NENA i3 introduces the concept of a managed emergency services IP network (ESInet), which is designed as an IP internetwork (network of networks) shared by all organizations that may be involved in an emergency.
- Next Generation 9-1-1 Service (9-1-1PG)
9-1-1PG is an Internet Protocol (IP) -based system consisting of Managed Emergency Services (ESInet) IP networks, functional elements (applications), and databases that replicate the features and functionality of the service 9-1-1 evolved traditional. It also offers additional capabilities. The 9-1-1PG service is designed to provide access to emergency services from all connected communication sources as well as multimedia data capabilities for Public Safety Call Centers (PSACs) and other public safety organizations.
- Next Generation Essential 9-1-1 Services (SEPG)
The basic range of services required to process a 9-1-1 call from an ESInet. Includes proxy server for emergency services routing, emergency call routing features, location validation features, and more. “Next Generation 9-1-1 Essential Services” refers to the services, not the network on which they operate. See the section on the IP network of emergency services.
Network initiating a 9-1-1 call. Includes the access network and the call network. Generally operated by suppliers or other service providers.
- Presence Information Data Format – Location Object (PIDF-LO)
Provides flexible and versatile ways to represent location information in a SIP header using an XML schema.
The emergency services forwarding proxy functional component that determines the next hop in the SIP signaling route using the GIS data policy routing boundary geographical area in which an authority responsible for the routing of the SIP signaling route is located. 9-1-1 deals with maintenance.
- Public Security Call Center (CASP)
Entity that receives 9-1-1 calls and event notifications for a defined geographic area and processes those calls in accordance with a specific operational policy.
CASP to which 9-1-1 calls are routed directly.
CASP to which 9-1-1 calls are transferred from a primary PSAP.
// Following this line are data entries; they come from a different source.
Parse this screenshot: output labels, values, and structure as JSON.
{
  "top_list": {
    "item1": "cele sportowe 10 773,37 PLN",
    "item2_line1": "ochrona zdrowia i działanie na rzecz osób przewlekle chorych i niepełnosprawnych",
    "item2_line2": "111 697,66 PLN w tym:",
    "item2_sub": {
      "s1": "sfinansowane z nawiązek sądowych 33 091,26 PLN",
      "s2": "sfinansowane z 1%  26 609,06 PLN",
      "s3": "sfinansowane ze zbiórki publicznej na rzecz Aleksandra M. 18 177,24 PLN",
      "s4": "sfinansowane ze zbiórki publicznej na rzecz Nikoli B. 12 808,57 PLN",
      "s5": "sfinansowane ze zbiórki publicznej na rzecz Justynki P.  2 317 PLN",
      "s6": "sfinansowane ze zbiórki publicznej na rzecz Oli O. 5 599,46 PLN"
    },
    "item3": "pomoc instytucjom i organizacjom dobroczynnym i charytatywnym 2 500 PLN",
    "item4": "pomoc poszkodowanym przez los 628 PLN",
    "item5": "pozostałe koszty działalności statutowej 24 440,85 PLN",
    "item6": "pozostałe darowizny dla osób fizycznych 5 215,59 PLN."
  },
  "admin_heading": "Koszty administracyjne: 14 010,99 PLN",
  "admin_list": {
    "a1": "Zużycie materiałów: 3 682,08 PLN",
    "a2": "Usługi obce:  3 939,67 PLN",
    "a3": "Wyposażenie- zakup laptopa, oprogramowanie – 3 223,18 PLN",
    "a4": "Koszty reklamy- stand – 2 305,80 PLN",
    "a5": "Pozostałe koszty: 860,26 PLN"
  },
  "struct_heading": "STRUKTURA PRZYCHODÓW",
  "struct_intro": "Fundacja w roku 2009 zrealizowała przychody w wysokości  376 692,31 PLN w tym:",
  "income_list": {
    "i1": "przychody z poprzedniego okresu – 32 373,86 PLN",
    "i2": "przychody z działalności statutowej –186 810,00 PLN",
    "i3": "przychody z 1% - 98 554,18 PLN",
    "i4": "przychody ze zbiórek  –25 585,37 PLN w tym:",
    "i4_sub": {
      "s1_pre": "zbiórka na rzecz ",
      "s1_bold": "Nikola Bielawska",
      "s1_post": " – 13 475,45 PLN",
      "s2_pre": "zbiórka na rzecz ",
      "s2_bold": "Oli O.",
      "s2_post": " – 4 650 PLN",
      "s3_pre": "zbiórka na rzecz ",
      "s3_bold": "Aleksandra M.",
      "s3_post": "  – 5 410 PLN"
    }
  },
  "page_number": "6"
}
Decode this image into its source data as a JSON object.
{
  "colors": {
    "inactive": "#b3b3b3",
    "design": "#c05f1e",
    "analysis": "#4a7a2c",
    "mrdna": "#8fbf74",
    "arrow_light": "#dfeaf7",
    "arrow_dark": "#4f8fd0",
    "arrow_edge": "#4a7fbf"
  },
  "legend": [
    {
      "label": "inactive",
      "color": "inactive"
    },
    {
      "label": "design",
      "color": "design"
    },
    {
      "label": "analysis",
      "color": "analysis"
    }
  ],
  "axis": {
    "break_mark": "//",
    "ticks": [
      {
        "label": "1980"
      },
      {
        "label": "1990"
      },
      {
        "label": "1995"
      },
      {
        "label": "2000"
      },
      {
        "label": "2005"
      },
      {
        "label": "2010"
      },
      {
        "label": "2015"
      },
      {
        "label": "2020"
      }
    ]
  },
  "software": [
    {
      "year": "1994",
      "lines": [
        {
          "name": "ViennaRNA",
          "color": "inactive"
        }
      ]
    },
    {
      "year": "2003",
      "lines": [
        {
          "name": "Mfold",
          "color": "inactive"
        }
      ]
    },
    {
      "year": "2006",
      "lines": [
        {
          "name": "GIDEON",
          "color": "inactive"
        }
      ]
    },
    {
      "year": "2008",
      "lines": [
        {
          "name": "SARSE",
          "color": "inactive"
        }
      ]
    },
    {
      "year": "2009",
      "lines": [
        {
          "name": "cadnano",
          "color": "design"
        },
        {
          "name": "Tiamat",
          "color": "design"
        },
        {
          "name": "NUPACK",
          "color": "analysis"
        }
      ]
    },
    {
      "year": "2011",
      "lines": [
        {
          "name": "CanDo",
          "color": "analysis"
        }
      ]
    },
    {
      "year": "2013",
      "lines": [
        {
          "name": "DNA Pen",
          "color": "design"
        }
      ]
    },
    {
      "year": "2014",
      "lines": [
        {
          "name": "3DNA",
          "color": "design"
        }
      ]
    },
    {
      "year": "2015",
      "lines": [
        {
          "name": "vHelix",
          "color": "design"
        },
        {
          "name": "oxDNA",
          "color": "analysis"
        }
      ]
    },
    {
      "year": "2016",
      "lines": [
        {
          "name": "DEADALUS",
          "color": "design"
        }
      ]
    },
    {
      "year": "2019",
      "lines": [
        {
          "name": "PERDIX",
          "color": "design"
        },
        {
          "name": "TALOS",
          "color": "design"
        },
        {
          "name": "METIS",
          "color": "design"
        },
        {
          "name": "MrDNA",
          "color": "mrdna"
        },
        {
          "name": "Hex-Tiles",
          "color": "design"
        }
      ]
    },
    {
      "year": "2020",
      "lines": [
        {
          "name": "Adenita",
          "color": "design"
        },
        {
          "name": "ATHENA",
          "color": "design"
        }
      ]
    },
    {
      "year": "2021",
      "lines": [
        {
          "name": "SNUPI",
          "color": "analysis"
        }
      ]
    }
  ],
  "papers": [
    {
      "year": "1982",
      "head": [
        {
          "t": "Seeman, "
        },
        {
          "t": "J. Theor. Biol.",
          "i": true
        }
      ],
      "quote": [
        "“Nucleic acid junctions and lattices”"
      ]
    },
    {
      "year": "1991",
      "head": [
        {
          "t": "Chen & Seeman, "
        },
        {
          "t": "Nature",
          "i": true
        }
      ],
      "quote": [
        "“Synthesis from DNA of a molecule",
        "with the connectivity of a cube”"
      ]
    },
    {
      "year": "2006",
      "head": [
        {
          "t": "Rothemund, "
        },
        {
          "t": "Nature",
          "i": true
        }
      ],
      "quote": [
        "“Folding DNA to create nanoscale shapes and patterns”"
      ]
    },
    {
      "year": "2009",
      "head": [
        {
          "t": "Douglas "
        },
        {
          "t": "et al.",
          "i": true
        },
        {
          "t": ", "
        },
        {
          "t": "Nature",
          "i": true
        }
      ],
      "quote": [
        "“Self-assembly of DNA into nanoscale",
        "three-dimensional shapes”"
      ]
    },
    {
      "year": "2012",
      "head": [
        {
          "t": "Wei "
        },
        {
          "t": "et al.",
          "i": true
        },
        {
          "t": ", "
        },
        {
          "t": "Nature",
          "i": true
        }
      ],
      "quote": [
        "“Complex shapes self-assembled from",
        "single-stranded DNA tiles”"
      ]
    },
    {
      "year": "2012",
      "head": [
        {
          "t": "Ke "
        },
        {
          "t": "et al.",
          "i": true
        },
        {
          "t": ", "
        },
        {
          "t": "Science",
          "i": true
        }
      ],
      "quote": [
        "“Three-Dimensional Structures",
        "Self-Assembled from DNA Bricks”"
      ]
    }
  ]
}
- Public Safety GeoExchange (PSGX)
A public security software utility designed to exchange 9-1-1PG GIS data between the official providers and the designated 9-1-1PG service data aggregator. Here are the main features of the PSGX utility:
- Verification of data integrity as part of the exchange process.
- Ability to automatically push or pull transactions or complete datasets between vendor and integrator.
- Mechanisms to report issues to the vendor and notify the integrator of changes.
Broad definition to describe different types of home networks (for example, wireless, wired, wired, or IP networks). Calls can be classified according to their type of service.
Standardized data replication interface for publishing GIS data in functional elements that use GIS data, such as emergency call routing functions, location validation functions, or map database services . View More articles here.